Known as the Community Living Assistance Services (CLASS) Act, the program was to be voluntary and open to all working Americans. It would have provided a lifetime benefit of a least $50 a day in the event of disability, to help cover the costs of long-term care.

According to the Obama Administration the problem with the program stems from the fact that it was to be entirely financed by the premiums participants paid into the system. When the Administration began designing CLASS, they found that in order to provide a benefits package generous enough to meet the law’s requirements, they would have had to set premiums so high that few healthy people would actually enroll. Without a large pool of people paying into the program, the plan would have become even more expensive, forcing premiums even higher to the point of the program’s failure.
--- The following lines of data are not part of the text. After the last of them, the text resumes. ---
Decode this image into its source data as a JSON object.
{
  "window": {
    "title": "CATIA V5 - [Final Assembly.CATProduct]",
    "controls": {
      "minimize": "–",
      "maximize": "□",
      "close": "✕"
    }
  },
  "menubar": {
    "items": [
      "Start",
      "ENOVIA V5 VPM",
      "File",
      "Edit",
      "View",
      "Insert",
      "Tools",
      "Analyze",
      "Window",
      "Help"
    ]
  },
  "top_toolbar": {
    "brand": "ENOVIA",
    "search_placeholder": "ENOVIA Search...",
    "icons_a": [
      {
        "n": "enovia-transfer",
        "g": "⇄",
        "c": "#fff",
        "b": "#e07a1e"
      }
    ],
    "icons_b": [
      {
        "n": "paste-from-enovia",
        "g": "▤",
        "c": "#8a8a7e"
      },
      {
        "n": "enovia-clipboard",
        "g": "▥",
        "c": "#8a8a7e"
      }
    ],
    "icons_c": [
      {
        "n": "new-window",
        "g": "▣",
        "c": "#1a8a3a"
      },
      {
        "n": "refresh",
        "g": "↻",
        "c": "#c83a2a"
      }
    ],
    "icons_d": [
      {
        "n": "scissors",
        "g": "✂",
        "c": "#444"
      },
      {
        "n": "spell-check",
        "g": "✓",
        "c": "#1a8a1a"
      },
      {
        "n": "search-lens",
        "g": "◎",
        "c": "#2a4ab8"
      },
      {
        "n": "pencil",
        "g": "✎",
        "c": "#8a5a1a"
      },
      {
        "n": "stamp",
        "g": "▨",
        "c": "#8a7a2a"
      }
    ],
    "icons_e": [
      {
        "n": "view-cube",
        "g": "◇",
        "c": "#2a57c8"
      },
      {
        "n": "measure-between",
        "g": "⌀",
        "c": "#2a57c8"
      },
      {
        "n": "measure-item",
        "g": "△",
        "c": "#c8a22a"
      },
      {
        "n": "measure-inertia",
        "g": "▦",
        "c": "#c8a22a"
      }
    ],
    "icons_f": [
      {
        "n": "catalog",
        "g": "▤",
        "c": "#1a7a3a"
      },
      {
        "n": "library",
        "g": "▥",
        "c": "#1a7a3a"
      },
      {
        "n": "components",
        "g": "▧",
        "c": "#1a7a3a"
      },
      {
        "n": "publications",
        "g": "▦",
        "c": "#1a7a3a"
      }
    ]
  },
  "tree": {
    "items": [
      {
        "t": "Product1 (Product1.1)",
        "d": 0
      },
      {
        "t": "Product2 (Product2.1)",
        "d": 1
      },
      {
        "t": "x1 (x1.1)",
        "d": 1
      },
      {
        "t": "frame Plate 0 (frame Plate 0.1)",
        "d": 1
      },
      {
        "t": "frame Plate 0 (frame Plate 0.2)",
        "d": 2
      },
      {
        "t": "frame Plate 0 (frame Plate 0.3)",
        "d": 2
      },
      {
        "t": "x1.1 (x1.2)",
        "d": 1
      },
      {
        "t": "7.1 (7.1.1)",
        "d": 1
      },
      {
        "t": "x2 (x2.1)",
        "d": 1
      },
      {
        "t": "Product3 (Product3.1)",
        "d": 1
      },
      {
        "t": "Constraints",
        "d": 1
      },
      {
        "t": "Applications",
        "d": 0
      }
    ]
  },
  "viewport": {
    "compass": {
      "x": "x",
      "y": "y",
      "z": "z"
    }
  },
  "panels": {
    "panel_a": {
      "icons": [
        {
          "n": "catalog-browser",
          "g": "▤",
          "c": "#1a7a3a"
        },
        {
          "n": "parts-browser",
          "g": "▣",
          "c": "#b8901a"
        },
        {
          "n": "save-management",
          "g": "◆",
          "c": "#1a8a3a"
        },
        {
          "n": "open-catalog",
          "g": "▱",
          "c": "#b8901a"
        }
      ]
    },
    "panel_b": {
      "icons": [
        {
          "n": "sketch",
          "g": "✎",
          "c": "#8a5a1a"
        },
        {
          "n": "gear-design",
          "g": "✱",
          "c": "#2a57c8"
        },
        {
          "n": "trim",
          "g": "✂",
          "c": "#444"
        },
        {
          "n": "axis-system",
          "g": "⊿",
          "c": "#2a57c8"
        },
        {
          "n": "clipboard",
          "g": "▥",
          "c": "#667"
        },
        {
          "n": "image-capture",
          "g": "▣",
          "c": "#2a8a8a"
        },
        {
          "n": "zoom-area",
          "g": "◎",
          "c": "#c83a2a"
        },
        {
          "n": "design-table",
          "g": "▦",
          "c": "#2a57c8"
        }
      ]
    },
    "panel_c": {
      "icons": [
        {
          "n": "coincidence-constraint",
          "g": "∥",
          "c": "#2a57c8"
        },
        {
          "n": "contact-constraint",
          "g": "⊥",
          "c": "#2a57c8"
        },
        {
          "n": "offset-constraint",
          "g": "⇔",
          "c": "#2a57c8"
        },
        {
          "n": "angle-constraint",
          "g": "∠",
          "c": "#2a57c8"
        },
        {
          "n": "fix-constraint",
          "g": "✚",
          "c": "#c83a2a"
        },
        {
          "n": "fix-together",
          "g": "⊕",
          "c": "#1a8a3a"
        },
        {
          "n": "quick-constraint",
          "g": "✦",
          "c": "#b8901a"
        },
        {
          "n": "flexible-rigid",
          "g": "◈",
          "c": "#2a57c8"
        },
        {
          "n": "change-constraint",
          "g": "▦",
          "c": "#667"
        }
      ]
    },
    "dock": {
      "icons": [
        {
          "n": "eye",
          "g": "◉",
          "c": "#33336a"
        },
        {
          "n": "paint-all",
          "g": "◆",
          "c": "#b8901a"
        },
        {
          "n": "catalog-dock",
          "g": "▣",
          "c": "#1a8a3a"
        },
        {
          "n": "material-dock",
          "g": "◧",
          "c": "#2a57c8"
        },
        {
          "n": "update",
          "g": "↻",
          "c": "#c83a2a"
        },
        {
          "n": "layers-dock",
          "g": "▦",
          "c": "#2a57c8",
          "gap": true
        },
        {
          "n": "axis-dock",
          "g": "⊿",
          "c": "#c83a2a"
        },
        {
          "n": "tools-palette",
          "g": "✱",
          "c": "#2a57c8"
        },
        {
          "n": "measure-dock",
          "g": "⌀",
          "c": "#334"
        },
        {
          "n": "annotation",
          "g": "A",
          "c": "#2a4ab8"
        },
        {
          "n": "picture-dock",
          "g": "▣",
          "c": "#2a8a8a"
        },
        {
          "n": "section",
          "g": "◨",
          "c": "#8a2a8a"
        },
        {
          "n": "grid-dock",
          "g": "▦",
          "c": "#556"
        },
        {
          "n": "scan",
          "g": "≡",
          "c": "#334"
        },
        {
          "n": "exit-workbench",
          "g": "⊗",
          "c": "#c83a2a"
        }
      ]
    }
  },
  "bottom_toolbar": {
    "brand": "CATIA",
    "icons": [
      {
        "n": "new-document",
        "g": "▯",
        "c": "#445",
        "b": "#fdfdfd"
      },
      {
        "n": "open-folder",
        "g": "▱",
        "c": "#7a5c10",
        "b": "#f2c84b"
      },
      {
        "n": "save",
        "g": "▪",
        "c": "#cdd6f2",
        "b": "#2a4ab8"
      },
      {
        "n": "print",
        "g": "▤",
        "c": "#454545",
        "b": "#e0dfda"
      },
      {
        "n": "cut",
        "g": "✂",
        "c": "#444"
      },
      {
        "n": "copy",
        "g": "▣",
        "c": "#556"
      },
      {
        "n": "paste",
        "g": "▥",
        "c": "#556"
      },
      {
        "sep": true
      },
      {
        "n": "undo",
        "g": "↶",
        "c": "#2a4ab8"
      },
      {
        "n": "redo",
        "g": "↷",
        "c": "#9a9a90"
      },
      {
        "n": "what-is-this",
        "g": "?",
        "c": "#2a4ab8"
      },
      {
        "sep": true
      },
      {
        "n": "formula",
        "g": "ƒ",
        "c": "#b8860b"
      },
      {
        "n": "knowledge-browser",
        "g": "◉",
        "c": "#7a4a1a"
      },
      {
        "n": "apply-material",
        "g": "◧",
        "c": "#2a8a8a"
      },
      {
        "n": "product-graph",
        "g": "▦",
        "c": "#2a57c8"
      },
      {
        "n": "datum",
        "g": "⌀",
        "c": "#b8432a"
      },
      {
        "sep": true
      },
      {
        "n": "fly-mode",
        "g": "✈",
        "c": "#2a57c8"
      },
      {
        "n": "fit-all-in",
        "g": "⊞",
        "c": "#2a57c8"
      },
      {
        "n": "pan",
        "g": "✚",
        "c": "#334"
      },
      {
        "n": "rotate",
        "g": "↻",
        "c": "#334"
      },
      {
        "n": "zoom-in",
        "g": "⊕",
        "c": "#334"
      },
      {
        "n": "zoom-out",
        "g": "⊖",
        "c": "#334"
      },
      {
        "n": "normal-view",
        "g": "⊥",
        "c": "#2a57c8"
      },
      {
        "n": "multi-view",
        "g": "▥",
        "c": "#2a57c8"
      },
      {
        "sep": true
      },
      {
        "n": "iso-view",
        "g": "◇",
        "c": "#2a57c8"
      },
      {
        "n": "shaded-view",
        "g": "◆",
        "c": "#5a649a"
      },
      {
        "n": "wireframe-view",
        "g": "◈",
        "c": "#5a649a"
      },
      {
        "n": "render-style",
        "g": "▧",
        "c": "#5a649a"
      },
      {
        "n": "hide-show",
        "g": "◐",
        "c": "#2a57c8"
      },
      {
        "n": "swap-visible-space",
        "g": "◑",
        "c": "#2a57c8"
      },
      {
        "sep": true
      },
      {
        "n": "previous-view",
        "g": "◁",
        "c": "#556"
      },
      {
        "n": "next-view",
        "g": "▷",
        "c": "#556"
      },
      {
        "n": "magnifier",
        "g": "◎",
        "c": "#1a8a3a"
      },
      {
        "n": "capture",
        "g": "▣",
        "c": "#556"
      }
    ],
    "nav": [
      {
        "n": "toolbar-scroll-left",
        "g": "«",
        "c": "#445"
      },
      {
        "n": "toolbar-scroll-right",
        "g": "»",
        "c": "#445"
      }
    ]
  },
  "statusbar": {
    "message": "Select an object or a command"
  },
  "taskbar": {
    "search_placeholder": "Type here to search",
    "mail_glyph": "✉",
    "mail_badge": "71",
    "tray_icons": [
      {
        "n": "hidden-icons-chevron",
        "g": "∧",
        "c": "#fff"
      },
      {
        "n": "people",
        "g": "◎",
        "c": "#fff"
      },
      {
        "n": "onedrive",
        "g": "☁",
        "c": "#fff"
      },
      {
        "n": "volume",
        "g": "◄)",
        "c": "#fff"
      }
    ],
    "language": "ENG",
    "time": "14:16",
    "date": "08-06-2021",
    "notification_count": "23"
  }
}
Kathy Greenlee, Assistant Secretary for Aging at the Department of Health and Human Services, stated directly: “At this point, we do not have a viable path forward to implement the CLASS Act.”

Republicans in Congress reacted to the news by saying that this proved that the health care law, known as the Patient Protection and Affordable Care Act (PPACA), should be repealed. Representative Phil Gingrey (R-GA), a member of the Energy and Commerce Committee said the finding was long overdue, adding, “I feel justified and vindicated... the bottom line is as people start to understand this bill, you are going to see more and more of a domino effect.”